Il figlio Bruno racconta i tempi del Derby e l’amicizia con Abatantuono finita per la disputa sulla paternità del personaggio del «terrunciello»

Luigi Mascheroni

Bruno Porcaro ha ventitrè anni, per sovravvivere fa l'assicuratore («Ma vorrei lavorare in radio»), è appena tornato dall'Arizona dove ha partecipato al reality show Wild West («Un'esperienza che ti arricchisce ma non ti cambia, alla fine hai qualcosa in più nel tuo bagaglio ma sei sempre il solito pirla») e a Milano ci sta talmente bene che la prossima volta che partirà per il deserto, la prima cosa che mette in valigia è l'iPod con registrato i rumori del tram: «La mia vita è questa, altro che selvaggio West».

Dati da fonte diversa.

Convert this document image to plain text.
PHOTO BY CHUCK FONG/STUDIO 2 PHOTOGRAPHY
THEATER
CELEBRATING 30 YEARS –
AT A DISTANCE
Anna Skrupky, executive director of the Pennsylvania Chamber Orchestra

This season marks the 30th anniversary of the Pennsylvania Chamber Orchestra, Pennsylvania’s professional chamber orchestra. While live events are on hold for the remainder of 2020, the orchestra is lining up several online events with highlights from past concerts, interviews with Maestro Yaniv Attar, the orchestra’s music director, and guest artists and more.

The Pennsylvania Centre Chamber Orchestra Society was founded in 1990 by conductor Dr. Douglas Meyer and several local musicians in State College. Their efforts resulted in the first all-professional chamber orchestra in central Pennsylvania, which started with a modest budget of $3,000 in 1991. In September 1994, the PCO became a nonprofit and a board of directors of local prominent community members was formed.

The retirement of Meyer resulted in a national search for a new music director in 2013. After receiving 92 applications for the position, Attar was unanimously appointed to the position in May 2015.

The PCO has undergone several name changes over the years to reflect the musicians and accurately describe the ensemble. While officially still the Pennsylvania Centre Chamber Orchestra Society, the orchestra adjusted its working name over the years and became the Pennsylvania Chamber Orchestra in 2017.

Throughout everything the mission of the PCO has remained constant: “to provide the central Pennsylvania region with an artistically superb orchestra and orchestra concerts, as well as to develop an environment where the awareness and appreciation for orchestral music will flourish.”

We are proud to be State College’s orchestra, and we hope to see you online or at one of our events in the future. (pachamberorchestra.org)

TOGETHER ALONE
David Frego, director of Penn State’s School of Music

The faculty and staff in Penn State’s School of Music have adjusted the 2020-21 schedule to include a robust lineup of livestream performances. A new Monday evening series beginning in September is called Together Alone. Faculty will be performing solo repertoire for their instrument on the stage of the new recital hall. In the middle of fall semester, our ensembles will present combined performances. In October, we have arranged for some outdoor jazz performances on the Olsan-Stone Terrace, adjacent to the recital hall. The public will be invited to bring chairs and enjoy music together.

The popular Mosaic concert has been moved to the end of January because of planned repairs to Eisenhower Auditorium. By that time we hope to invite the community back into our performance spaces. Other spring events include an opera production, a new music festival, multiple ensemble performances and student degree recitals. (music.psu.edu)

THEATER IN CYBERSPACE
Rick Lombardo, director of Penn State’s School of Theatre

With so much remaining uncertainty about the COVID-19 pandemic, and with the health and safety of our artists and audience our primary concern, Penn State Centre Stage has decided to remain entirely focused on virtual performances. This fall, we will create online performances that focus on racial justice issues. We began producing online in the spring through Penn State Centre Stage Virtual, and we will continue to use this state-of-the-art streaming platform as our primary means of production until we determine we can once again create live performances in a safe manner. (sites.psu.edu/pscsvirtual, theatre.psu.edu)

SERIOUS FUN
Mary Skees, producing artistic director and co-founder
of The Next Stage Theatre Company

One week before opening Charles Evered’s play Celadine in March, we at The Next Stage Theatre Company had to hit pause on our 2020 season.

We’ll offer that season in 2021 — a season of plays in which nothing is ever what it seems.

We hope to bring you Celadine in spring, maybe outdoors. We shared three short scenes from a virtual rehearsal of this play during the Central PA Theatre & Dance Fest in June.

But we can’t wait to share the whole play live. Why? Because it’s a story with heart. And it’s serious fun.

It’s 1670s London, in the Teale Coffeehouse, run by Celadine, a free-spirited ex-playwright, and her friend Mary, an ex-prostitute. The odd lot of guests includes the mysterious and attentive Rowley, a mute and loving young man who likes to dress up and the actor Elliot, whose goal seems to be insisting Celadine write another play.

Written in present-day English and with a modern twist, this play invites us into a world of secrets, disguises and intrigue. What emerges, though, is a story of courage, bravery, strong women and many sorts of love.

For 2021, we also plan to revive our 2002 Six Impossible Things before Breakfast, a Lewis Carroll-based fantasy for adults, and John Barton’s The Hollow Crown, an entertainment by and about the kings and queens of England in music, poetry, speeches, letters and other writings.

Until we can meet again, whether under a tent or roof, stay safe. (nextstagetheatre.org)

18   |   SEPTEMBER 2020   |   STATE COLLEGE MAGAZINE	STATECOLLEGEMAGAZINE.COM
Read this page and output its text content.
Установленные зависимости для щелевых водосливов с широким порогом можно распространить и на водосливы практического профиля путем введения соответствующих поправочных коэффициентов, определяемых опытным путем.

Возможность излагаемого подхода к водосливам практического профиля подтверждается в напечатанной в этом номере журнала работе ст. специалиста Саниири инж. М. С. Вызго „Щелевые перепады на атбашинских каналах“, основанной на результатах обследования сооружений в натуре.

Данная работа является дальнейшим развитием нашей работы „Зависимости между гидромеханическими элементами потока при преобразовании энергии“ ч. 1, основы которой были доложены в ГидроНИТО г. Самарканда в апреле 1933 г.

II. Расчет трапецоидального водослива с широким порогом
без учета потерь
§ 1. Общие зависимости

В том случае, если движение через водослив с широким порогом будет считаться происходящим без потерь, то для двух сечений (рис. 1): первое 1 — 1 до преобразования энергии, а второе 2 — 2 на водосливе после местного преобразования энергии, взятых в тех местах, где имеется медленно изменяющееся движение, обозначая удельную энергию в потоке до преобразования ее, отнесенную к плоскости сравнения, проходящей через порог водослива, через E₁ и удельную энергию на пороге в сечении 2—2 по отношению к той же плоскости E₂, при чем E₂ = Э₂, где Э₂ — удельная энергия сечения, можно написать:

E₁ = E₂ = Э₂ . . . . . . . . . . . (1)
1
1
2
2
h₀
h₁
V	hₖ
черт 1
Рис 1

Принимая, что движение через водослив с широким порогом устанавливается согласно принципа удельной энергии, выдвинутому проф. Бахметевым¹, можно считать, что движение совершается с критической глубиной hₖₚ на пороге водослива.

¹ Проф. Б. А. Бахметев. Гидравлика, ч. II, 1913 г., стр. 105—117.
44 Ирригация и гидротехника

«La mia vita è questa, altro che selvaggio sud» è una frase che suo padre, Giorgio Porcaro - il “terrunciello” che parlava un dialetto tra il pugliese e il lombardo completamente inventato - magari non ha mai detto ma di sicuro ha pensato un milione di volte quando si trovava a tirar mattina in un'osteria sui Navigli e gli capitava di pensare alla «sua» Benevento, dove era nato nel '52 (anche se bausciava di esser di Madonnetta, “che non è un paese ma la Madonna che sta sulla guglia più alta del Duomo” diceva) e che lasciò a cinque anni per salire a Milano: «Mio nonno era finanziere: gli cambiavano spesso destinazione».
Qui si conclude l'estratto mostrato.